October 30, 2023 /
John Boland

Update: Rock Creek Golf Course – Save Trees in Rock Creek Park

Last week, we published this story about the National Park Service’s (NPS) plan to rehabilitate the Rock Creek Golf Course. Since then, we’ve seen a tremendous response from the public in support of our city’s trees, and this story has been covered by several local news outlets, including DCist/WAMU 88.5 and ABC7 News.

Thanks to our advocates, partners, and DC Congresswoman Eleanor Holmes Norton, we were able to get the comment deadline extended until November 4th! This gives us critical time to review the plans for the rehabilitation and work with our partners to figure out just how this project will impact Rock Creek Park’s environment and ecosystem.

There is still time to submit your comments on NPS’s plan to remove over 1200 trees from Rock Creek Park. Guidance on how to provide comments and a recommended template are provided further down in this article.

What’s Next: 

Casey Trees is still planning to submit comments to NPS about this project. There are several things in the plan that we have issues with.

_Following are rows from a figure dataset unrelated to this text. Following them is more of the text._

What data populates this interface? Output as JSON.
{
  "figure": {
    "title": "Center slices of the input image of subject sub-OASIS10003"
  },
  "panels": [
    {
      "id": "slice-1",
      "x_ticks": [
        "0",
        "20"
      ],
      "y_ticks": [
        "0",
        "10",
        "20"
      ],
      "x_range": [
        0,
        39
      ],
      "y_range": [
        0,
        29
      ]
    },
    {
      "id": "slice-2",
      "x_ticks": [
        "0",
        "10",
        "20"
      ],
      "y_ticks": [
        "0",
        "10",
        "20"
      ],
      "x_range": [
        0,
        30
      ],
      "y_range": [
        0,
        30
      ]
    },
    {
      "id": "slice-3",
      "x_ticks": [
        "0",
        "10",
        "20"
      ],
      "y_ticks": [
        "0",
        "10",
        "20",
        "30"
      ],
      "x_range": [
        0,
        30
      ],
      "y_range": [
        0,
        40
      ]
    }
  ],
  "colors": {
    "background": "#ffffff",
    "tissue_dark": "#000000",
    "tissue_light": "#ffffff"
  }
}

Many in the community have noted that there are trees in the golf course that are invasive or are already dead or dying and should be removed. We would like forests in DC to be as healthy as possible, and we support removing invasive species so native species can grow in their place. Dying native trees still provide very valuable habitat within forests and should be kept where possible and not a safety hazard. Additionally, invasive trees account for only 189 (15%) of the total 1,262 trees being removed, and only 366 (29%) are categorized as dead or dying native trees. That means that 707 healthy, native trees are going to be removed. Roughly 100 of these trees are 100 years old. This is unacceptable.

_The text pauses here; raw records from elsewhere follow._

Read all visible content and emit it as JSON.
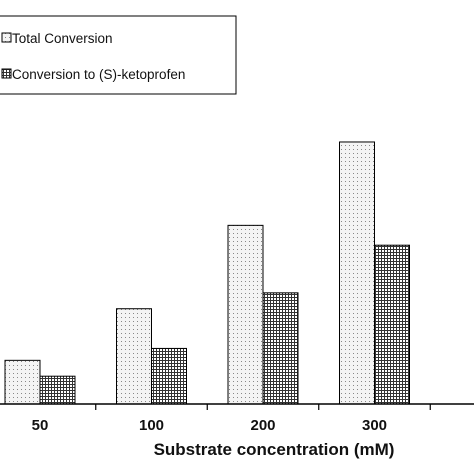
{
  "chart_data": {
    "type": "bar",
    "title": "",
    "xlabel": "Substrate concentration (mM)",
    "ylabel": "",
    "categories": [
      "50",
      "100",
      "200",
      "300"
    ],
    "series": [
      {
        "name": "Total Conversion",
        "values": [
          11,
          24,
          45,
          66
        ]
      },
      {
        "name": "Conversion to (S)-ketoprofen",
        "values": [
          7,
          14,
          28,
          40
        ]
      }
    ],
    "ylim": [
      0,
      100
    ],
    "grid": false,
    "legend": "top-left",
    "colors": {
      "series_0_fill": "#f0f0f0",
      "series_1_fill": "#e0e0e0",
      "edge": "#000000"
    }
  }
}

Rock Creek Golf Course is unique because of its forest patches. Most golf courses worldwide are clear-cut, offering very little in terms of habitat, stormwater protection, and heat mitigation benefits to their surroundings. We appreciate that NPS plans to add up to 12 acres of pollinator meadows and replant up to 200 trees, but even if that happens, 500 mature trees will still be lost. These trees bring benefits to Rock Creek Park and the greater community that meadows cannot replace. Multiple endangered animal species – including the Hay’s Spring Amphipod, which is only found in Rock Creek – rely on these forests for habitat and water quality benefits. There is also no clear plan on how the pollinator meadows will be distributed throughout the golf course. Until NPS shares more detailed plans to protect these species and mitigate the forest loss, we will be asking NPS to re-evaluate these issues and to delay approval.

What You Can Do to Help:

The comment period for this project now closes on Saturday, November 4th, at midnight. You can submit a comment on this page telling the National Park Service to reconsider and re-evaluate the extensive loss of tree cover. If you need pointers on what to say in your comment, feel free to use this template below:

“The forest cover in Rock Creek Golf Course provides significant ecosystem services and habitat benefits to visitors and wildlife. Removing over 1,200 trees, including over 700 healthy native trees, will surely harm the ability of this area to support these vital functions and the species that call it home, to the detriment of all of us that call DC home. I am asking the National Park Service to reconsider the proposed plan and re-evaluate the metrics used to determine how many trees must be removed. The plan should prioritize saving trees that form the cores of forest patches that are designated for removal. Losing this many trees at a time when the District’s canopy is already shrinking would be a terrible loss.”